Neste momento importa distinguir a exigência de mais verbas da exigência de um concurso transparente. Queremos os dois. Mas comparemos “maçãs com maçãs”. É preciso saber distinguir o que são candidaturas elegíveis mas sem apoio (porque a verba não é infinita), de candidaturas não elegíveis (há muito que explicar neste ponto) e de candidaturas não admitidas. E deixemos o concurso chegar à fase de decisão final (com o reforço já incluído). E se houver de facto fortes razões para ser impugnado (que não só as emocionais), uma medida drástica e lesiva, façamo-lo.
Pedir a reformulação do sistema (partindo do pressuposto que este, que mal nasceu, de facto ruiu) é ir na direção de um modelo em que são os próprios artistas a decidir a atribuição dos apoios. Será sempre um processo moroso que precisará da disponibilidade, da implicação e (o mais difícil) da confiança de toda a classe artística. Não se fará num dia, nem num ano…
O que creio ser a responsabilidade da classe artística no dia de hoje é começar por não reagir de forma desinformada e exaltada a resultados provisórios de candidaturas que ninguém leu. Não sabemos (só mesmo pelas atas publicadas, que são na grande maioria bastante cautelosas e legalistas) como se apresentaram e como se defenderam estruturas que julgamos meritórias de apoio, mas que ao mesmo tempo não queremos que sejam apoiadas extra concurso. Como me disse um dia a Lúcia Sigalho: não há retrocesso. Nunca mais voltaremos ao tempo em o estado apoiava um número reduzido de entidades eleitas (algumas delas ainda em atividade, algumas delas agora provisoriamente, e para perplexidade de alguns, excluídas do apoio) por razões que eram misteriosas e que alguns agora parecem querer ver ressurgir. O fantasma dos “intocáveis”. Não há mesmo retrocesso querida Lúcia.

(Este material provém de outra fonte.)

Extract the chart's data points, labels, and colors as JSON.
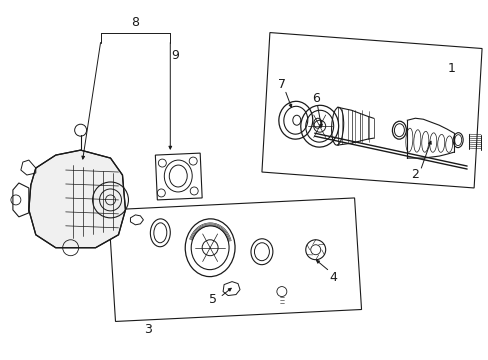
{
  "bg_color": "#ffffff",
  "line_color": "#1a1a1a",
  "fig_width": 4.89,
  "fig_height": 3.6,
  "dpi": 100
}
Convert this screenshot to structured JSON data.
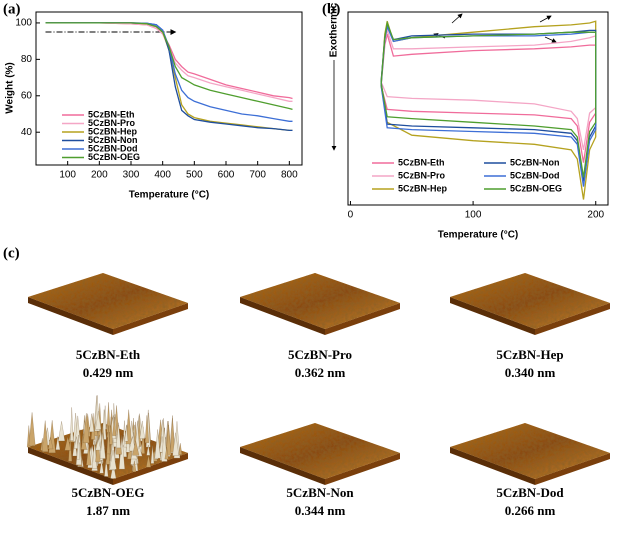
{
  "chart_data": [
    {
      "type": "line",
      "panel_label": "(a)",
      "xlabel": "Temperature (°C)",
      "ylabel": "Weight (%)",
      "xlim": [
        0,
        840
      ],
      "ylim": [
        22,
        106
      ],
      "xticks": [
        100,
        200,
        300,
        400,
        500,
        600,
        700,
        800
      ],
      "yticks": [
        40,
        60,
        80,
        100
      ],
      "reference_line": {
        "y": 95,
        "x": [
          30,
          440
        ]
      },
      "legend_columns": 1,
      "x": [
        30,
        100,
        200,
        300,
        350,
        380,
        400,
        420,
        440,
        460,
        480,
        500,
        550,
        600,
        650,
        700,
        750,
        800,
        810
      ],
      "series": [
        {
          "name": "5CzBN-Eth",
          "color": "#f06c9b",
          "values": [
            100,
            100,
            100,
            99.5,
            99,
            97,
            94,
            88,
            80,
            76,
            73,
            72,
            69,
            66,
            64,
            62,
            60,
            59,
            58.5
          ]
        },
        {
          "name": "5CzBN-Pro",
          "color": "#f4a6c6",
          "values": [
            100,
            100,
            100,
            99.5,
            99,
            97,
            94,
            86,
            78,
            74,
            71,
            70,
            67,
            65,
            63,
            61,
            59,
            57,
            57
          ]
        },
        {
          "name": "5CzBN-Hep",
          "color": "#b5a21f",
          "values": [
            100,
            100,
            100,
            100,
            99.5,
            98,
            95,
            85,
            70,
            55,
            50,
            48,
            46,
            45,
            44,
            43,
            42,
            41,
            41
          ]
        },
        {
          "name": "5CzBN-Non",
          "color": "#1f4e9e",
          "values": [
            100,
            100,
            100,
            100,
            99.8,
            99,
            96,
            85,
            65,
            52,
            49,
            47,
            45.5,
            44.5,
            43.5,
            42.5,
            42,
            41,
            41
          ]
        },
        {
          "name": "5CzBN-Dod",
          "color": "#3d6fd6",
          "values": [
            100,
            100,
            100,
            100,
            99.8,
            99,
            96,
            87,
            72,
            63,
            59,
            57,
            54,
            52,
            50,
            49,
            47.5,
            46,
            46
          ]
        },
        {
          "name": "5CzBN-OEG",
          "color": "#4f9e2e",
          "values": [
            100,
            100,
            100,
            100,
            99.6,
            98,
            95,
            87,
            76,
            70,
            68,
            66,
            63,
            61,
            59,
            57,
            55,
            53,
            52.5
          ]
        }
      ]
    },
    {
      "type": "line",
      "panel_label": "(b)",
      "xlabel": "Temperature (°C)",
      "ylabel": "Exothermic",
      "xlim": [
        -2,
        210
      ],
      "ylim": [
        -5,
        100
      ],
      "xticks": [
        0,
        100,
        200
      ],
      "legend_columns": 2,
      "series": [
        {
          "name": "5CzBN-Eth",
          "color": "#f06c9b",
          "x": [
            25,
            28,
            30,
            35,
            50,
            100,
            150,
            180,
            195,
            200,
            200,
            195,
            190,
            185,
            180,
            150,
            100,
            50,
            30,
            25
          ],
          "values": [
            60,
            82,
            88,
            76,
            77,
            79,
            80,
            81,
            82,
            82,
            45,
            40,
            18,
            38,
            42,
            44,
            45,
            46,
            47,
            60
          ]
        },
        {
          "name": "5CzBN-Pro",
          "color": "#f4a6c6",
          "x": [
            25,
            28,
            30,
            35,
            50,
            100,
            150,
            180,
            195,
            200,
            200,
            195,
            190,
            185,
            180,
            150,
            100,
            50,
            30,
            25
          ],
          "values": [
            62,
            84,
            90,
            80,
            80,
            81,
            82,
            84,
            86,
            87,
            48,
            45,
            25,
            42,
            46,
            50,
            52,
            53,
            54,
            62
          ]
        },
        {
          "name": "5CzBN-Hep",
          "color": "#b5a21f",
          "x": [
            25,
            28,
            30,
            35,
            50,
            100,
            150,
            180,
            195,
            200,
            200,
            195,
            190,
            185,
            180,
            150,
            100,
            50,
            30,
            25
          ],
          "values": [
            60,
            88,
            95,
            84,
            86,
            89,
            92,
            93,
            94,
            95,
            32,
            25,
            -2,
            20,
            25,
            28,
            30,
            33,
            40,
            60
          ]
        },
        {
          "name": "5CzBN-Non",
          "color": "#1f4e9e",
          "x": [
            25,
            28,
            30,
            35,
            50,
            100,
            150,
            180,
            195,
            200,
            200,
            195,
            190,
            185,
            180,
            150,
            100,
            50,
            30,
            25
          ],
          "values": [
            62,
            86,
            93,
            85,
            87,
            88,
            88,
            89,
            90,
            90,
            38,
            32,
            8,
            30,
            34,
            36,
            37,
            38,
            39,
            62
          ]
        },
        {
          "name": "5CzBN-Dod",
          "color": "#3d6fd6",
          "x": [
            25,
            28,
            30,
            35,
            50,
            100,
            150,
            180,
            195,
            200,
            200,
            195,
            190,
            185,
            180,
            150,
            100,
            50,
            30,
            25
          ],
          "values": [
            60,
            85,
            92,
            84,
            86,
            87,
            87,
            88,
            89,
            89,
            36,
            30,
            5,
            28,
            32,
            34,
            35,
            36,
            37,
            60
          ]
        },
        {
          "name": "5CzBN-OEG",
          "color": "#4f9e2e",
          "x": [
            25,
            28,
            30,
            35,
            50,
            100,
            150,
            180,
            195,
            200,
            200,
            195,
            190,
            185,
            180,
            150,
            100,
            50,
            30,
            25
          ],
          "values": [
            61,
            86,
            94,
            85,
            86,
            87,
            88,
            89,
            89,
            89,
            40,
            35,
            10,
            32,
            36,
            38,
            40,
            42,
            43,
            61
          ]
        }
      ]
    }
  ],
  "panel_c": {
    "panel_label": "(c)",
    "images": [
      {
        "name": "5CzBN-Eth",
        "roughness": "0.429 nm"
      },
      {
        "name": "5CzBN-Pro",
        "roughness": "0.362 nm"
      },
      {
        "name": "5CzBN-Hep",
        "roughness": "0.340 nm"
      },
      {
        "name": "5CzBN-OEG",
        "roughness": "1.87 nm"
      },
      {
        "name": "5CzBN-Non",
        "roughness": "0.344 nm"
      },
      {
        "name": "5CzBN-Dod",
        "roughness": "0.266 nm"
      }
    ]
  }
}
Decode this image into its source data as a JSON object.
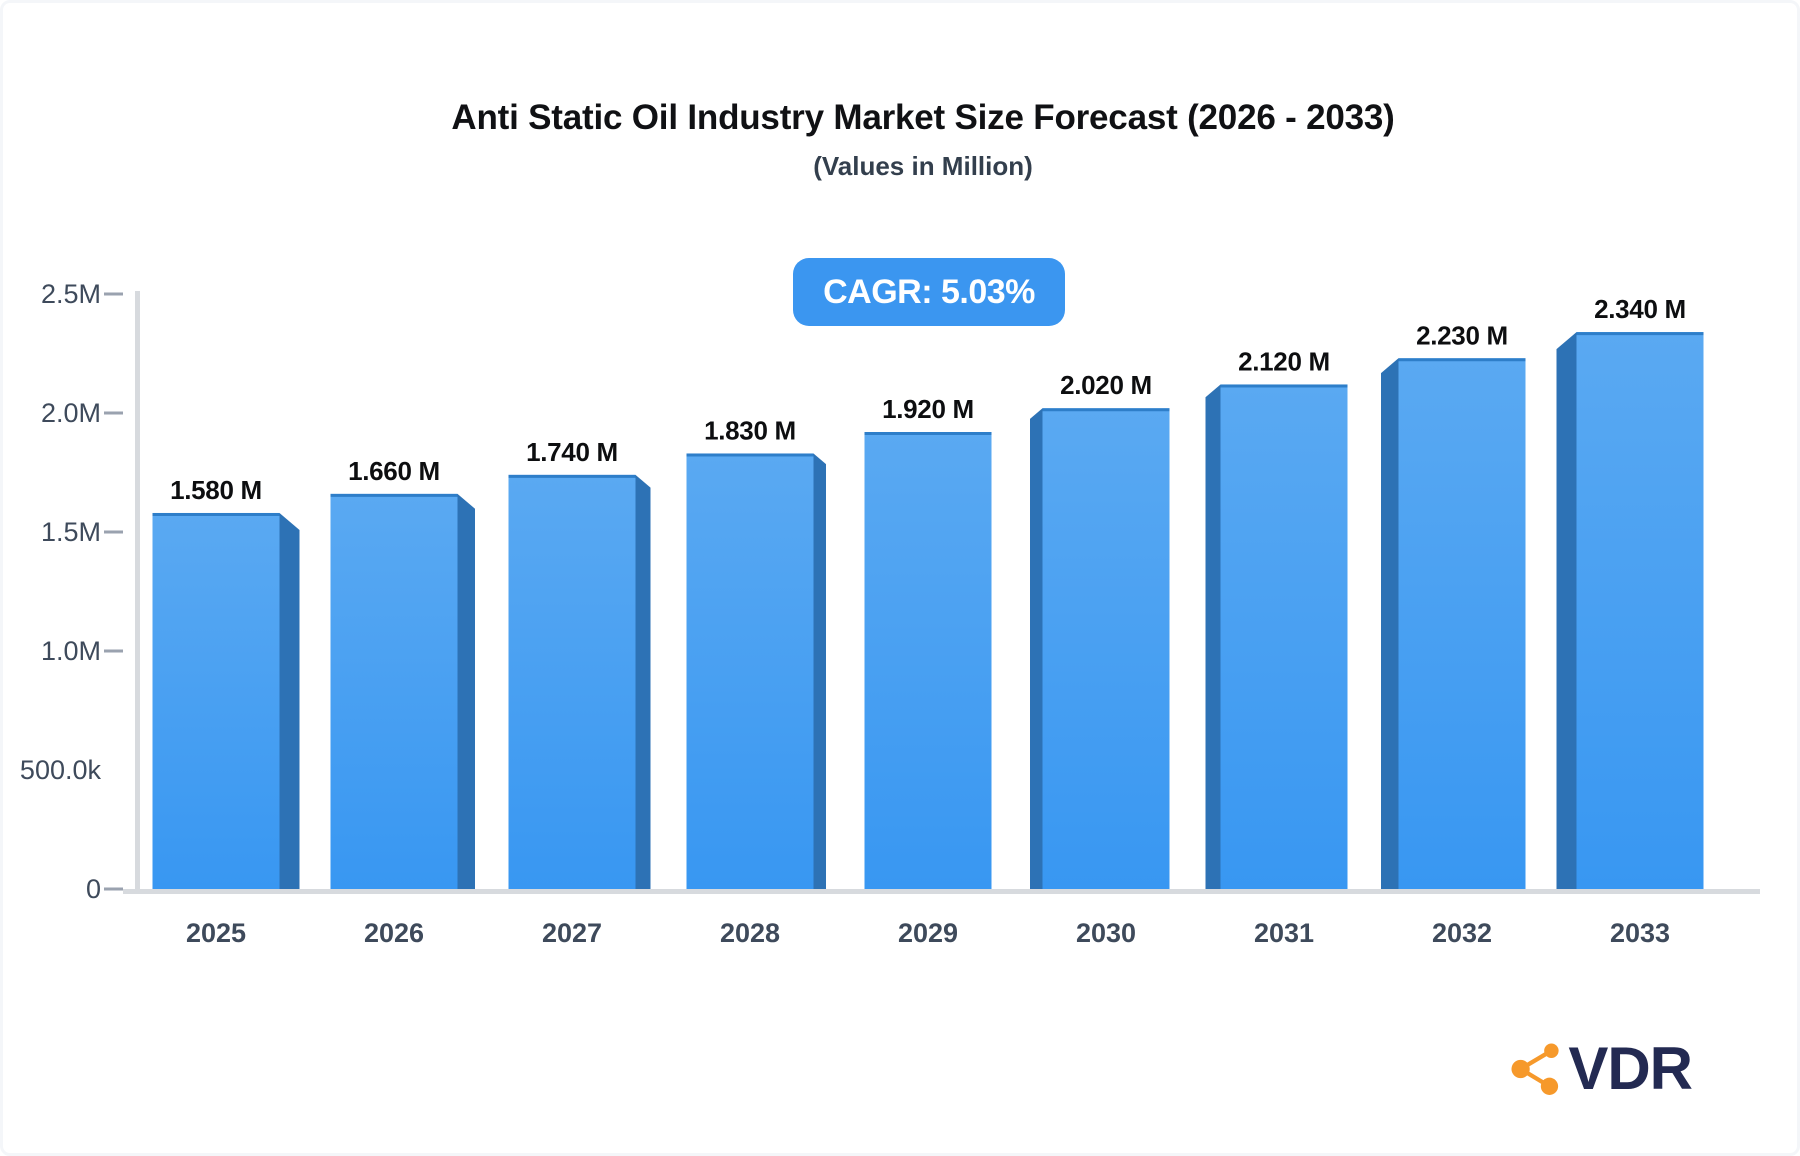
{
  "chart_data": {
    "type": "bar",
    "title": "Anti Static Oil Industry Market Size Forecast (2026 - 2033)",
    "subtitle": "(Values in Million)",
    "annotation": "CAGR: 5.03%",
    "categories": [
      "2025",
      "2026",
      "2027",
      "2028",
      "2029",
      "2030",
      "2031",
      "2032",
      "2033"
    ],
    "values": [
      1.58,
      1.66,
      1.74,
      1.83,
      1.92,
      2.02,
      2.12,
      2.23,
      2.34
    ],
    "value_labels": [
      "1.580 M",
      "1.660 M",
      "1.740 M",
      "1.830 M",
      "1.920 M",
      "2.020 M",
      "2.120 M",
      "2.230 M",
      "2.340 M"
    ],
    "unit": "M",
    "ylim": [
      0,
      2.5
    ],
    "y_ticks": [
      {
        "label": "0",
        "value": 0,
        "tick": true
      },
      {
        "label": "500.0k",
        "value": 0.5,
        "tick": false
      },
      {
        "label": "1.0M",
        "value": 1.0,
        "tick": true
      },
      {
        "label": "1.5M",
        "value": 1.5,
        "tick": true
      },
      {
        "label": "2.0M",
        "value": 2.0,
        "tick": true
      },
      {
        "label": "2.5M",
        "value": 2.5,
        "tick": true
      }
    ],
    "grid": false,
    "legend": "none",
    "bar_style": "3d-perspective-from-center",
    "colors": {
      "bar_top": "#5aa9f2",
      "bar_bottom": "#3897f2",
      "bar_side": "#2d72b5",
      "bar_edge": "#2e7ec9",
      "axis": "#d7dade",
      "tick": "#9aa2af",
      "label": "#0d0e10",
      "axis_label": "#3e4a5b",
      "badge_bg": "#3b96f0",
      "badge_text": "#ffffff"
    }
  },
  "logo": {
    "text": "VDR",
    "icon": "share-network-icon",
    "icon_color": "#f6992b",
    "text_color": "#232a52"
  }
}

Não nos calemos porém. As ilações negativas são assinaláveis (no Teatro desaparecem os apoios em Coimbra e em Setúbal, desaparecem festivais importantes no Porto, desaparecem muitas mulheres, que já eram pouquíssimas: a Casa Conveniente, o “meu” Cão Solteiro) e carecem de justificação apropriada (e vamos exigi-la, individualmente e/ou concertadamente, dependendo da natureza da exigência). Mas também é preciso saber ler a evolução: que há mais estruturas apoiadas, que há um ênfase muito claro na melhoria das condições de empregabilidade, que há novas estruturas no panorama nacional que veem o seu percurso reconhecido, que se alargaram os apoios às regiões autónomas, que há casos de justiça elementar como o apoio na Dança ao Dançando com a Diferença, que há estruturas que ascendem a um patamar que as afasta um pouco mais da precariedade em que sempre viveram e as aproximam da exigência da responsabilidade social e artística que têm ocupado (sim, estou a falar da minha).
E depois há as coisas que se mantêm. No Teatro as companhias mais apoiadas continuam a ser as mesmas do concurso anterior (todas de Lisboa): a Companhia de Teatro de Almada, os Artistas Unidos e O Bando.
Posto isto é natural que os ânimos se exaltem (ainda que não se ouçam propostas concretas de mudança e nas últimas horas tenha lido sobretudo muitos pontos de exclamação e letras maiúsculas que compõem chavões como respeito, rigor e mudança. São bonitos mas precisam de reflexão).
É preciso muita reflexão sim, e alguns murros na mesa. Mas é preciso clareza. E conhecimento de causa. E não confundir alhos com bugalhos. E não dar ouvidos aos incendiários do Facebook, que são quase sempre uns tipos que nunca conheceram outra coisa que não o trono e o privilégio.
Os insultos ao júri, aos responsáveis da Dgartes e até à tutela são auto-insultos. Não vale a pena cuspir para o ar, são todos pessoas que fazem parte de uma mesma (e pequeníssima) comunidade. Acabaram-se as Castas, somos todos parte do problema.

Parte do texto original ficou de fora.